Statistical analyses
Differences among the total number of peptide enrichments between sample groups was calculated using a Wilcoxon test (Fig. 4). Differences among peptide read counts were calculated using a Kruskal-Wallis test with Dunn’s correction (Fig. S4). Differences between the total number of anti-CCP+ patient specific PAD2- and PAD4-unique reactivities were determined using an exact binomial test assuming a null probability of 0.5 for independent PAD2/4-specific peptides (Fig. 5e). Independent sets of peptides were determined using the maximal independent vertex set function from the R package igraph.
Competing Interests
HBL is a founder of Portal Bioscience, Alchemab and ImmuneID, and is an advisor to TScan Therapeutics.
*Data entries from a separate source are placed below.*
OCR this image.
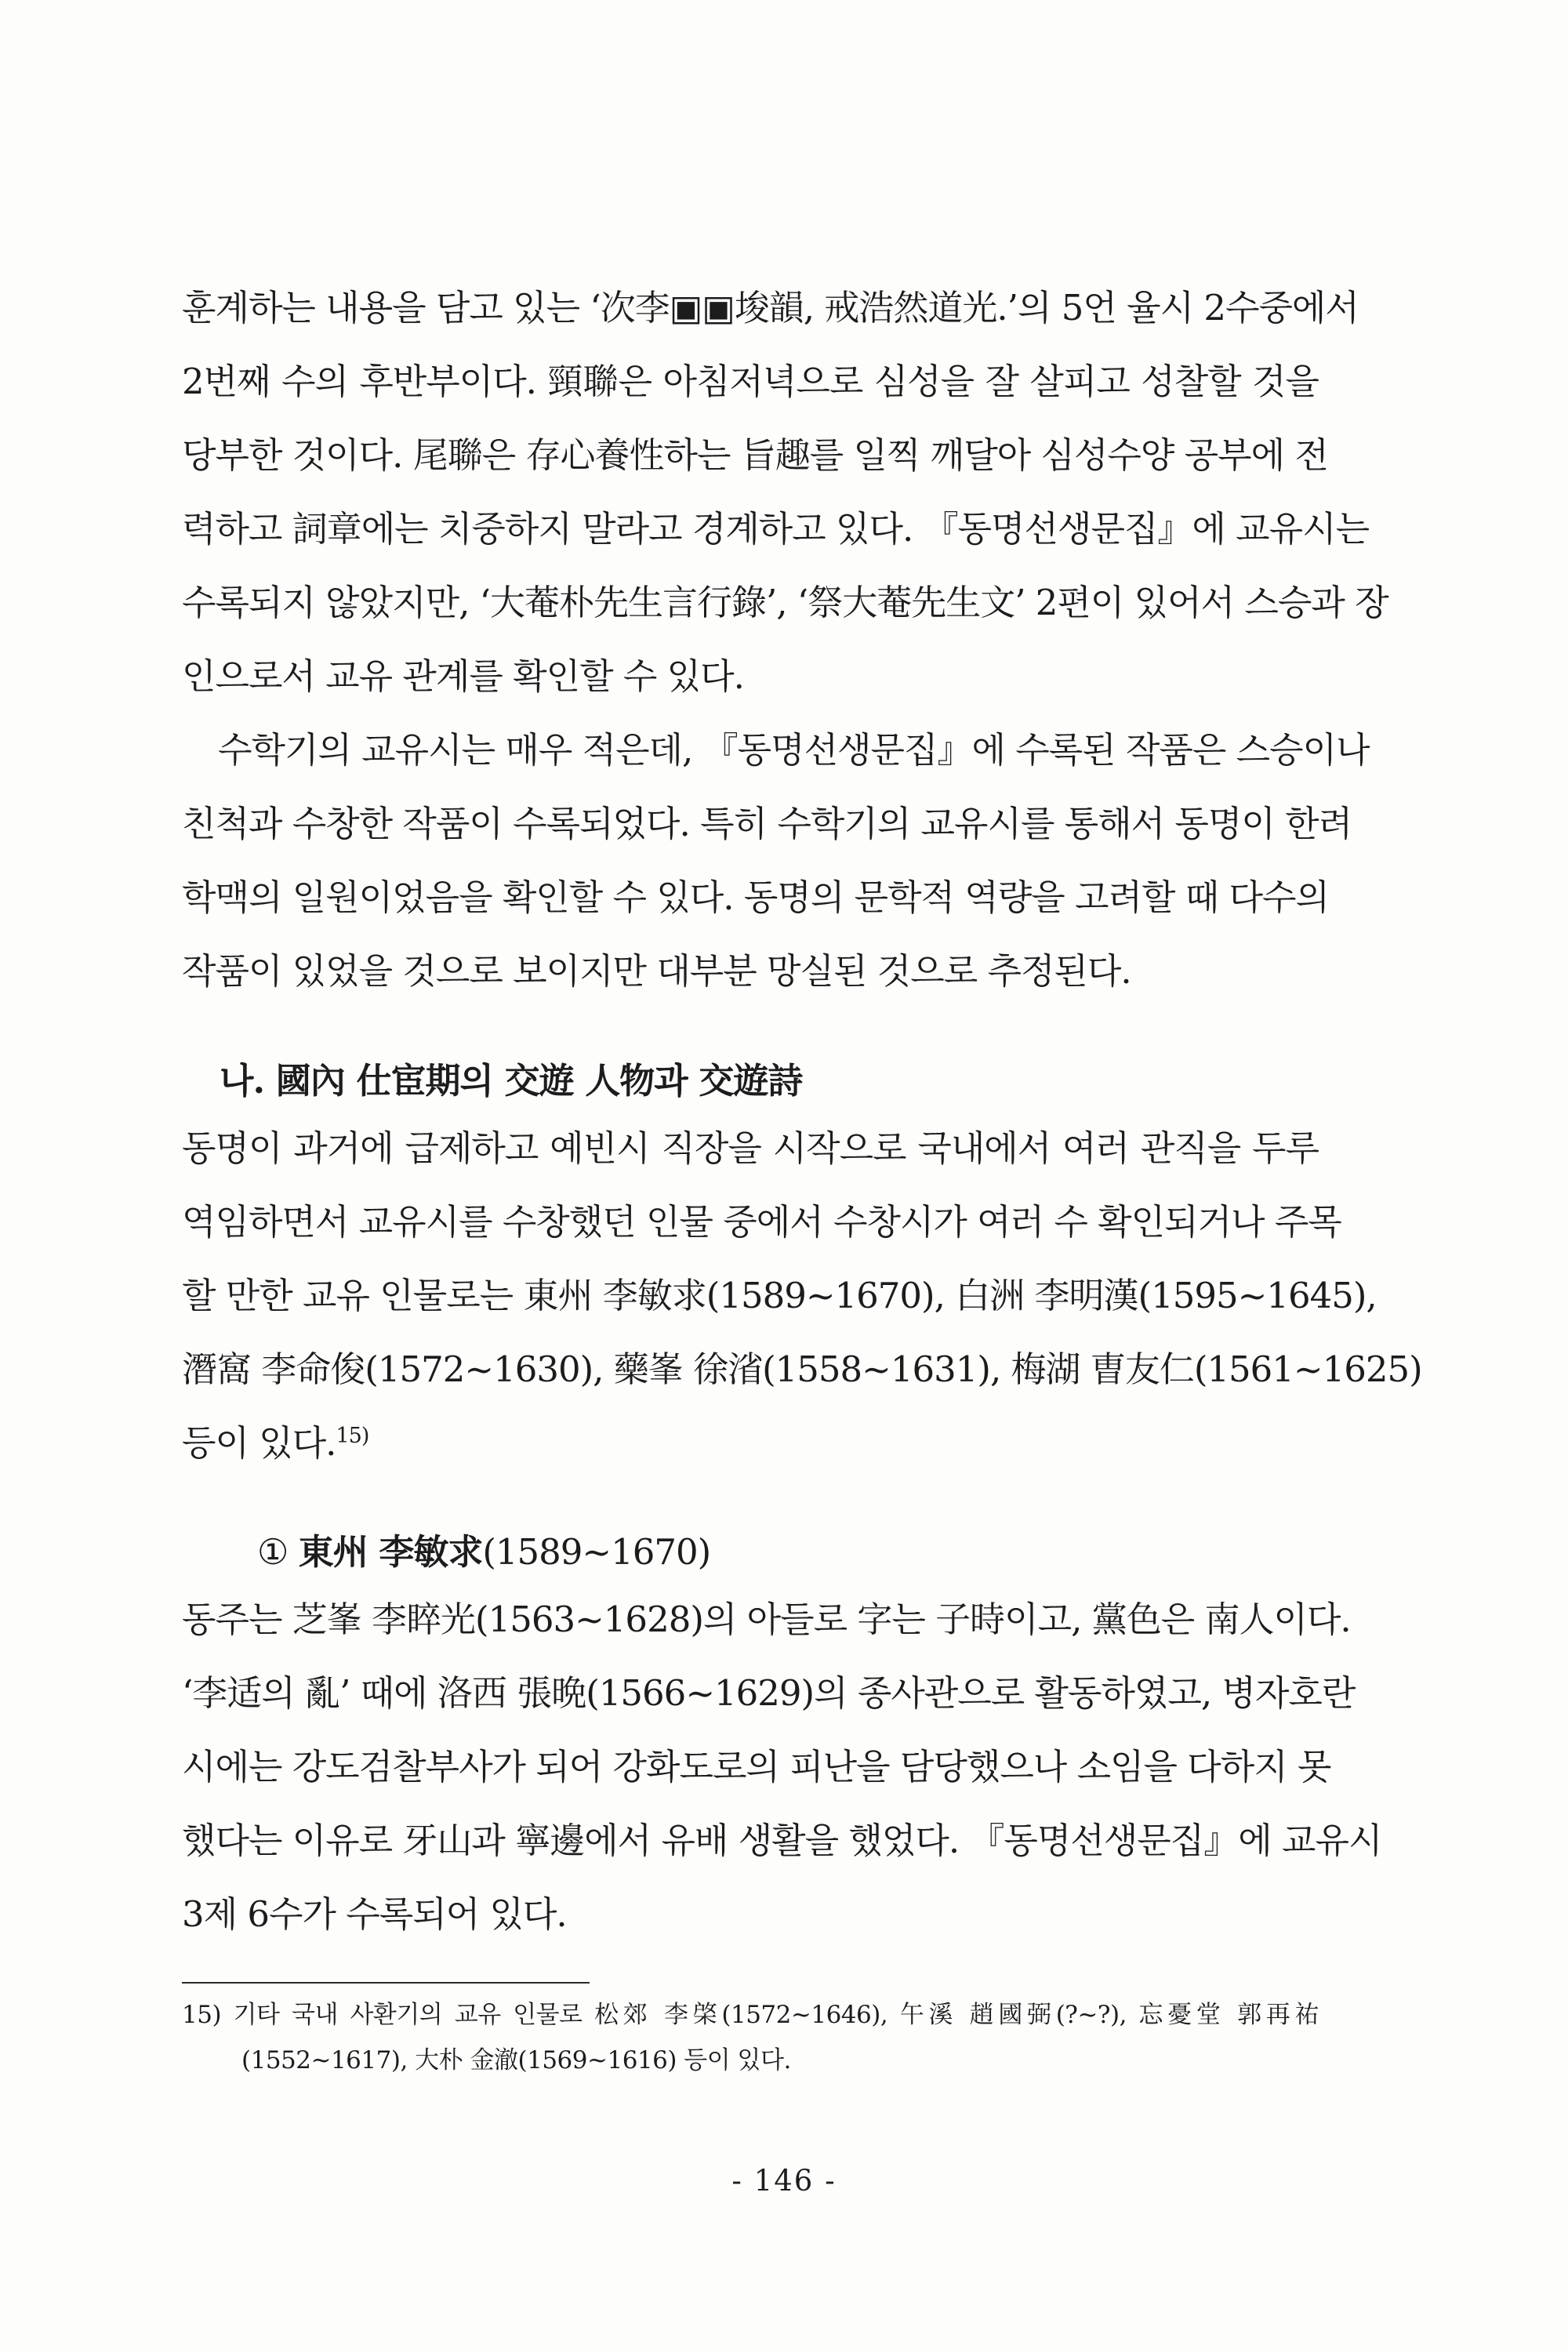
훈계하는 내용을 담고 있는 ‘次李▣▣埈韻, 戒浩然道光.’의 5언 율시 2수중에서
2번째 수의 후반부이다. 頸聯은 아침저녁으로 심성을 잘 살피고 성찰할 것을
당부한 것이다. 尾聯은 存心養性하는 旨趣를 일찍 깨달아 심성수양 공부에 전
력하고 詞章에는 치중하지 말라고 경계하고 있다. 『동명선생문집』에 교유시는
수록되지 않았지만, ‘大菴朴先生言行錄’, ‘祭大菴先生文’ 2편이 있어서 스승과 장
인으로서 교유 관계를 확인할 수 있다.
수학기의 교유시는 매우 적은데, 『동명선생문집』에 수록된 작품은 스승이나
친척과 수창한 작품이 수록되었다. 특히 수학기의 교유시를 통해서 동명이 한려
학맥의 일원이었음을 확인할 수 있다. 동명의 문학적 역량을 고려할 때 다수의
작품이 있었을 것으로 보이지만 대부분 망실된 것으로 추정된다.
나. 國內 仕宦期의 交遊 人物과 交遊詩
동명이 과거에 급제하고 예빈시 직장을 시작으로 국내에서 여러 관직을 두루
역임하면서 교유시를 수창했던 인물 중에서 수창시가 여러 수 확인되거나 주목
할 만한 교유 인물로는 東州 李敏求(1589~1670), 白洲 李明漢(1595~1645),
潛窩 李命俊(1572~1630), 藥峯 徐渻(1558~1631), 梅湖 曺友仁(1561~1625)
등이 있다.$^{15)}$
① 東州 李敏求(1589~1670)
동주는 芝峯 李睟光(1563~1628)의 아들로 字는 子時이고, 黨色은 南人이다.
‘李适의 亂’ 때에 洛西 張晩(1566~1629)의 종사관으로 활동하였고, 병자호란
시에는 강도검찰부사가 되어 강화도로의 피난을 담당했으나 소임을 다하지 못
했다는 이유로 牙山과 寧邊에서 유배 생활을 했었다. 『동명선생문집』에 교유시
3제 6수가 수록되어 있다.
15) 기타 국내 사환기의 교유 인물로 松郊 李棨(1572~1646), 午溪 趙國弼(?~?), 忘憂堂 郭再祐
(1552~1617), 大朴 金澈(1569~1616) 등이 있다.
- 146 -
ED is author on a licensed patent (US patent no. 8,975,033) and licensed provisional patent (US patent no. 62/481,158) related to the use of antibodies to PAD3 and PAD2, respectively, in identifying clinically informative disease subsets in RA, has received consulting fees from Celgene and Bristol Myers Squibb, and has received research support from Pfizer, Celgene, and Bristol Myers outside of this work.
Author Contributions
Conceptualization: GDRM, RSQ, MA, ED, HBL; Data curation: GDRM, DRM; Formal analysis: GDRM, DRM, MFK, ED, HBL; Funding acquisition: MA, HBL; Methodology: GDRM, HBL; Resources: JMM, RSQ, MFK, MA, ED, HBL; Software: DRM; Visualization: GDRM, DRM, MFK, ED, HBL; Writing - original draft: GDRM, HBL; Writing - review and editing: DRM, JMM, MFK, MA, ED, HBL.
Supplemental Figures
Acknowledgements
This study was made possible by a National Institute of General Medical Sciences (NIGMS) grant R01 GM136724 (HBL) and funding from the Intelligence Advanced Research Projects Activity (HBL, MA). MFK was supported by the National Institute of Arthritis and Musculoskeletal and Skin Diseases (NIAMS) grant T32AR048522. We are grateful to Stephen J. Elledge (Harvard Medical School) for generously providing the human peptidome library used in this study.